As one of the keynote speakers, Stoecker said community organisations should not allow themselves to be limited by what the corporations tell them the technology can and cannot do.
He said particularly for those of us working in the community sector, the technology often seems like a distraction because the work is not about technologically-mediated interactions, but fundamentally about face to face relationships.
Stoecker says we worry that all this communication and information technology is getting between us and the people we try to serve. We complain about the growing daily wave of e-mail filling our in-boxes, distracting us from our real work. We swear when the computer crashes yet again, just in the middle of trying to enter information into our client database. We waste countless hours searching, sometimes in vein, for information on the Internet that will supposedly improve our practice.
He said the real work is rebuilding the social fabric of society, empowering disenfranchised community members, restoring neighbourhood and family relationships. It is difficult to see why we should be wasting so much time with the technology.
Stoecker concludes that we are treating the technology as the driver rather than the engine. We let the technology, and the corporations who sell it to us, tell us what we should do with it. We need to understand, however, that we are the driver.
He points out that at the same time, the technology offers possibilities that haven’t existed before. These aren’t just technological possibilities, but cultural possibilities as well. When we take responsibility as the driver of the technology, different possibilities emerge. Rather than a distraction, the technology becomes a toolbox.
He said organisations still need to invest time in learning how to use the tools in the toolbox, but now we approach the technology with a need and find or modify tools to fill the need.
He said that by being linked to a community of people doing similar work, with similar information needs, it’s not hard to find out what the best software is and how to use it.
There are ultimately, three basic steps to linking community information technology and community work.
1. Find others who are doing what you do and share information. To the extent it is convenient, use the Internet – e-mail, forums, list-servers.
2. Find a sympathetic academic who is also a good listener and can take direction from the community.

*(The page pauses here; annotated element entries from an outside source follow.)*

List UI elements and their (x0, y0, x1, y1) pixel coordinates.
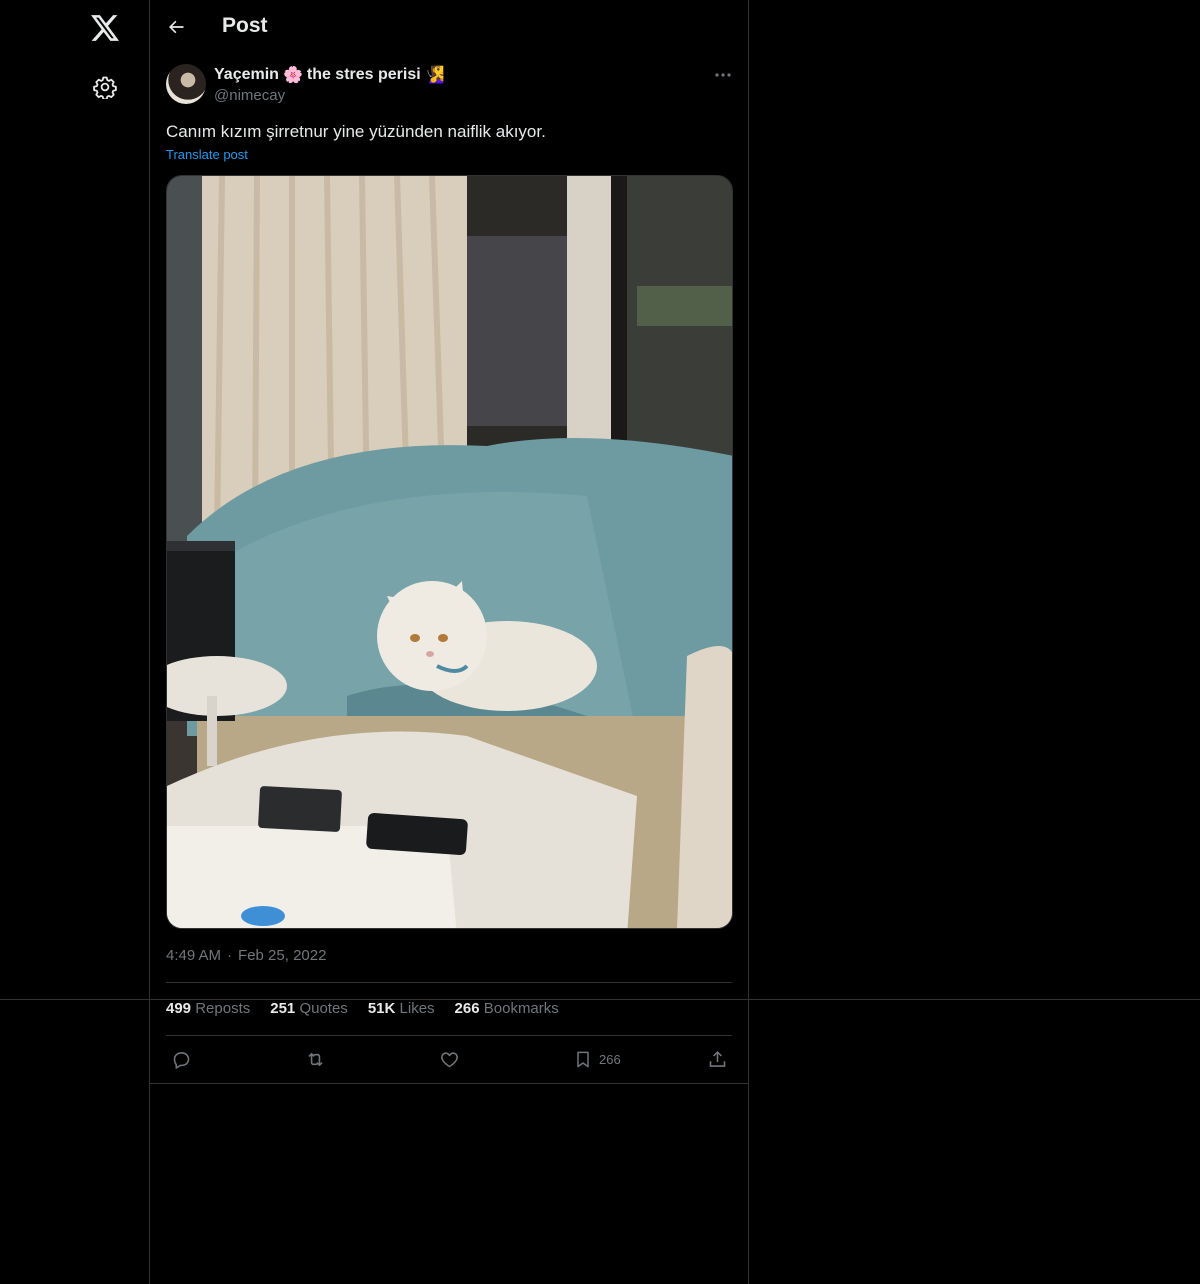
bookmarks-count: 266 (454, 1000, 480, 1017)
flower-emoji: 🌸 (282, 65, 303, 84)
timestamp-separator: · (227, 947, 233, 964)
reposts-label: Reposts (195, 1000, 251, 1017)
person-emoji: 🧏‍♀️ (424, 65, 445, 84)
share-icon (709, 1050, 726, 1067)
author-handle[interactable]: @nimecay (214, 87, 285, 104)
x-logo-icon[interactable] (89, 12, 121, 44)
page-header: Post (150, 0, 748, 54)
reply-icon (173, 1051, 190, 1069)
gear-icon[interactable] (91, 73, 119, 101)
page-title: Post (222, 14, 268, 37)
author-name-suffix: the stres perisi (306, 65, 421, 83)
more-horizontal-icon (715, 73, 731, 77)
repost-icon (308, 1052, 323, 1066)
post-date: Feb 25, 2022 (238, 947, 327, 964)
likes-count: 51K (367, 1000, 396, 1017)
post-column: Post Yaçemin 🌸 the stres perisi 🧏‍♀️ @ni… (149, 0, 749, 1284)
avatar[interactable] (166, 64, 206, 104)
bookmarks-label: Bookmarks (483, 1000, 559, 1017)
cat-photo (167, 176, 732, 928)
author-name: Yaçemin (214, 65, 279, 83)
divider (150, 1083, 748, 1084)
divider (166, 982, 732, 983)
translate-post-link[interactable]: Translate post (166, 147, 248, 162)
bookmark-icon (577, 1051, 589, 1067)
more-button[interactable] (710, 64, 736, 86)
back-button[interactable] (162, 13, 190, 41)
bookmark-button[interactable]: 266 (573, 1047, 621, 1071)
likes-stat[interactable]: 51K Likes (368, 1000, 435, 1020)
author-display-name[interactable]: Yaçemin 🌸 the stres perisi 🧏‍♀️ (214, 65, 445, 84)
like-button[interactable] (439, 1047, 460, 1071)
reply-button[interactable] (171, 1047, 192, 1071)
quotes-count: 251 (270, 1000, 296, 1017)
left-nav (0, 0, 149, 1284)
repost-button[interactable] (304, 1047, 327, 1071)
post-time: 4:49 AM (166, 947, 222, 964)
post-stats: 499 Reposts 251 Quotes 51K Likes 266 Boo… (166, 1000, 559, 1020)
action-bar: 266 (150, 1036, 748, 1083)
share-button[interactable] (707, 1047, 728, 1071)
post-text: Canım kızım şirretnur yine yüzünden naif… (166, 122, 546, 141)
arrow-left-icon (169, 20, 184, 34)
reposts-stat[interactable]: 499 Reposts (166, 1000, 250, 1020)
post-timestamp[interactable]: 4:49 AM · Feb 25, 2022 (166, 947, 326, 964)
bookmarks-stat[interactable]: 266 Bookmarks (455, 1000, 559, 1020)
likes-label: Likes (399, 1000, 435, 1017)
quotes-stat[interactable]: 251 Quotes (270, 1000, 348, 1020)
bookmark-count: 266 (599, 1051, 621, 1067)
quotes-label: Quotes (299, 1000, 348, 1017)
post-image[interactable] (166, 175, 733, 929)
reposts-count: 499 (166, 1000, 192, 1017)
heart-icon (441, 1051, 458, 1067)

Get them going on a project that will help you assess your information needs and resources.
3. When you discover your collective information needs and resources, work on filling the gaps. You can involve community volunteers, empowering them in the process, and free software.
According to Stoecker there is joy as well as labour in reducing alienation from technology. Learning technology in a creative way, beginning with what you want and then figuring out how to make the technology give you what you want, and then engaging others in the same de-alienation process, builds relationships and self-confidence!
Larry Stillman from the Centre for Community Networking Research at Monash University says discussion during the remainder of the Conference became focussed around 4 key areas relevant to the development
of a better understanding of community networking, including research.
1. Funding & Policy
2. Viability and Sustainability
3. Capacity Building – particularly social capacity
4. Technical Infrastructure
Each of these interacts with 4 ‘groups’ — Individuals, community,
organisations, and government.
Stillman says it was it was agreed that a number of basic initiatives could be undertaken to advance discussion, dialogue, communication with community agencies and government, and action, to promote and present a collective voice :
1) Establishment of a reference group and possibly working groups
2) The establishment of a ‘listserv’ (to be set up by NOIE – Peter
Huta/Karen Geiselhart)
3) The continuing need for face to face interaction.